Japan Plans Tourist City On The Coast
Sydney Morning Herald
Thursday August 2, 1990
A Japanese company is planning to build a $1.7 billion tourist city with accommodation for 20,000 people on the far North Coast of NSW.
The project would be one of the largest and most expensive selfcontained tourist city developments undertaken in Australia.
Construction is scheduled to begin next June on a 1,000-hectare beachfront site near Kingscliff, about 10 kilometres south of Tweed Heads on the Queensland border.
The city, to be built in stages over 10 years, would include a hotel, condominiums and free-standing houses. It would also house shopping centres, a hospital, an artificial lake and two golf courses.
It would dwarf all previous and planned tourist village developments in the region, including Mr Michael Gore's Sanctuary Cove and another Japanese-backed proposal for a $250 million centre seven kilometres inland from Tweed Heads.
The plans were confirmed yesterday by the developer, Narui Norin Corporation of Fukushima, after the details were leaked to a Japanese newspaper.
But the president of the Tweed Shire Council said he knew of no development or building applications for the site.
It is the first overseas development for Narui Norin, a domestic woodchip company which recently diversified into the Japanese leisure industry. In May the company set up a Sydney-based subsidiary, Narui Gold Coast Pty Ltd, to oversee its Australian plans.
The company is believed to have bought the site early this year for about$25 million from a local consortium headed by property developers Mr Bob Ell and Mr Brian Ray.
A Narui Norin spokesman said yesterday he was not aware of any local opposition to the project.
The spokesman said the company was planning to sell 50 per cent of the village accommodation to Australians and the remaining 50 per cent to Japanese interests. He expected it would attract a broad spectrum of Australian and international tourists.
The company had budgeted for an outlay of $1.66 billion to complete the project, he said.

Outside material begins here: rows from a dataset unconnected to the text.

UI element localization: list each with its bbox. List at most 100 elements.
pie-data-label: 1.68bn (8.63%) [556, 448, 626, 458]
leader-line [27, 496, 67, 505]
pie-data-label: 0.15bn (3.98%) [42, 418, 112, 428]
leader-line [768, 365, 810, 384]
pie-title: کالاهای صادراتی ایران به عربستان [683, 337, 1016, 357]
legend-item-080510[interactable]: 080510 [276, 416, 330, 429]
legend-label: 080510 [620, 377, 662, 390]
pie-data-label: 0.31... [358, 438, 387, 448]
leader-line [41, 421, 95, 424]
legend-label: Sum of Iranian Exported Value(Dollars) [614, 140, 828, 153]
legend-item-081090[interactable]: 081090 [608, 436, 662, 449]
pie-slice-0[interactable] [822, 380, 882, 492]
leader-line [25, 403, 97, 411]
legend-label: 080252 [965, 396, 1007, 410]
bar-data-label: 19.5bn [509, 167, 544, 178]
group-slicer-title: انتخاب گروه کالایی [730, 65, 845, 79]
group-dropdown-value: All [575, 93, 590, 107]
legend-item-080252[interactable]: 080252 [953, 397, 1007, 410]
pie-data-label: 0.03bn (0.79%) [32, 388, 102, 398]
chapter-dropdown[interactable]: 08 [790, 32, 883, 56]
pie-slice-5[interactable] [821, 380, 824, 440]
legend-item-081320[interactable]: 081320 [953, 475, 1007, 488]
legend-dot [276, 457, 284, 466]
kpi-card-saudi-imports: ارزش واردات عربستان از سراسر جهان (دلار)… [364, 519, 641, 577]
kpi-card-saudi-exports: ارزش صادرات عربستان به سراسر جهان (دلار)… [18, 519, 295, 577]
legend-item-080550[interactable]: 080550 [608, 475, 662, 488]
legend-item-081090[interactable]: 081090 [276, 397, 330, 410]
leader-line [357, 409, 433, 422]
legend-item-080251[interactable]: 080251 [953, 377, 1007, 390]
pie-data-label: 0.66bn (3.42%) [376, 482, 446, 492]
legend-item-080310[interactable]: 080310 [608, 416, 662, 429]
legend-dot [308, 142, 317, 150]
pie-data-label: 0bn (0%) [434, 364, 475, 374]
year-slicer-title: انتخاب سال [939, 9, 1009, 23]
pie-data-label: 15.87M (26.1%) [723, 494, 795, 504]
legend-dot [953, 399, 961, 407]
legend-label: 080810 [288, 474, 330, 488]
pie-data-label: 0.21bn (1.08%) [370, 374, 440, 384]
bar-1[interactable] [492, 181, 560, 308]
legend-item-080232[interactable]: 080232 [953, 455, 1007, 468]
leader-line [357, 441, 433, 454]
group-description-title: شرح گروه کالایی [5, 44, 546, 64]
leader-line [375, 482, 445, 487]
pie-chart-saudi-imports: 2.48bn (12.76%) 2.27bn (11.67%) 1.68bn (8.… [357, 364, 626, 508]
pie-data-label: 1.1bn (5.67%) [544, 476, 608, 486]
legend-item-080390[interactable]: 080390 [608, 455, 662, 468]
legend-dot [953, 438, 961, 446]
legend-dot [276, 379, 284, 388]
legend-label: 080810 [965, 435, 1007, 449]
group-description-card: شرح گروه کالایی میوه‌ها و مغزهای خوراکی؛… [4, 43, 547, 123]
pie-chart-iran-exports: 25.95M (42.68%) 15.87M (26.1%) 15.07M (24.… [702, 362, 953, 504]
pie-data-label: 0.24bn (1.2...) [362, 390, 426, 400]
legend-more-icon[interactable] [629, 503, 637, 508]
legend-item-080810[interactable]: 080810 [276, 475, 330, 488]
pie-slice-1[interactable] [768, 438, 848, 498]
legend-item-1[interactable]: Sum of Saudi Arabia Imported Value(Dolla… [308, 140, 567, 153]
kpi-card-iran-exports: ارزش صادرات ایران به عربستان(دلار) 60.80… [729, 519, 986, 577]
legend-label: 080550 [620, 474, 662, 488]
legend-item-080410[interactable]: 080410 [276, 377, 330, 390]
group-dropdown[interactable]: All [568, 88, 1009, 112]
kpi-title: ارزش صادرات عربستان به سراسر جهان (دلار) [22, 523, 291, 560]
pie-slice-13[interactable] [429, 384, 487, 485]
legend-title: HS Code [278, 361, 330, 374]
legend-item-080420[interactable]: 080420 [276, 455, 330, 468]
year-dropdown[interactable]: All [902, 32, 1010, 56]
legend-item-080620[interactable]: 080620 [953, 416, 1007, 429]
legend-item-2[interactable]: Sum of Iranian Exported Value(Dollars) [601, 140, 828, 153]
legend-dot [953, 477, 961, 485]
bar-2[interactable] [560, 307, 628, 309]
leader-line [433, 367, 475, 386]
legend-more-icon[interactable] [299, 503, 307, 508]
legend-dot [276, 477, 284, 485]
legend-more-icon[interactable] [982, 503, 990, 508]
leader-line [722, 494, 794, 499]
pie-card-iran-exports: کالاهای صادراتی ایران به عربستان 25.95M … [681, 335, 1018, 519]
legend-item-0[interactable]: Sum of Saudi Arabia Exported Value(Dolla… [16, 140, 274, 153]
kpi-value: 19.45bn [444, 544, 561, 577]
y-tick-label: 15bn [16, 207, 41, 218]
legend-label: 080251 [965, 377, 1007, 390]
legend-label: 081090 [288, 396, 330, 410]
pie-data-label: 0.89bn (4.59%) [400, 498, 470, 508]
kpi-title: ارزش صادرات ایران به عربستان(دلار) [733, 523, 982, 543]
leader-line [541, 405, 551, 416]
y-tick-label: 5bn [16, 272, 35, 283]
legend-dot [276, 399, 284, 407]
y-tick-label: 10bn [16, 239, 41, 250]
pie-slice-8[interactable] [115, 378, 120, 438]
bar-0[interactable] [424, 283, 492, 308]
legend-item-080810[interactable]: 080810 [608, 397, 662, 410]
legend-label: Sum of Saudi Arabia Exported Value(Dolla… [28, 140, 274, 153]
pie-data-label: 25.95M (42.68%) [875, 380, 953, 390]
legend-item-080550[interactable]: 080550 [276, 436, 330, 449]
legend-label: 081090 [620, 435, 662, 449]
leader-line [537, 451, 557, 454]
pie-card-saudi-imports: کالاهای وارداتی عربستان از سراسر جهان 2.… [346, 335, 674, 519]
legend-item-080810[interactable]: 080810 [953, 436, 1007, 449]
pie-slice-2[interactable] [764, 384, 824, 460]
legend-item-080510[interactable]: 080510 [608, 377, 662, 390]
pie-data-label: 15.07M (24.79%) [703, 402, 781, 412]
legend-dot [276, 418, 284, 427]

The planned cost is much higher, on a per-bed basis, than the recently announced $250 million proposal for a 5,000-bed village inland from Tweed Heads. This project is backed by the Tokyo-based Calconic Corporation.
Narui Norin owns five golf courses in Japan, its only previous leisure industry developments. The spokesman said the company had decided to invest in Australia because increasingly strict environmental controls were limiting its potential in Japan.
The Tweed Shire president, Mr Max Boyd, said the scale of the proposed development was way above what had been discussed by the previous owners of the land.
"The only comment I feel I can make at this stage is that the density seems to be very high," he said.
If the accommodation numbers were correct, the developers might be over-estimating the number of people the land could accommodate, he said.
* The office of the mayor of Kawasaki City has declined to comment on the controversy over a proposal for a resort in its Australian sister city, Wollongong, for the exclusive use of aged Japanese tourists.
The plan was branded as "exceptionally offensive and racist" yesterday by the South Coast Labor Council.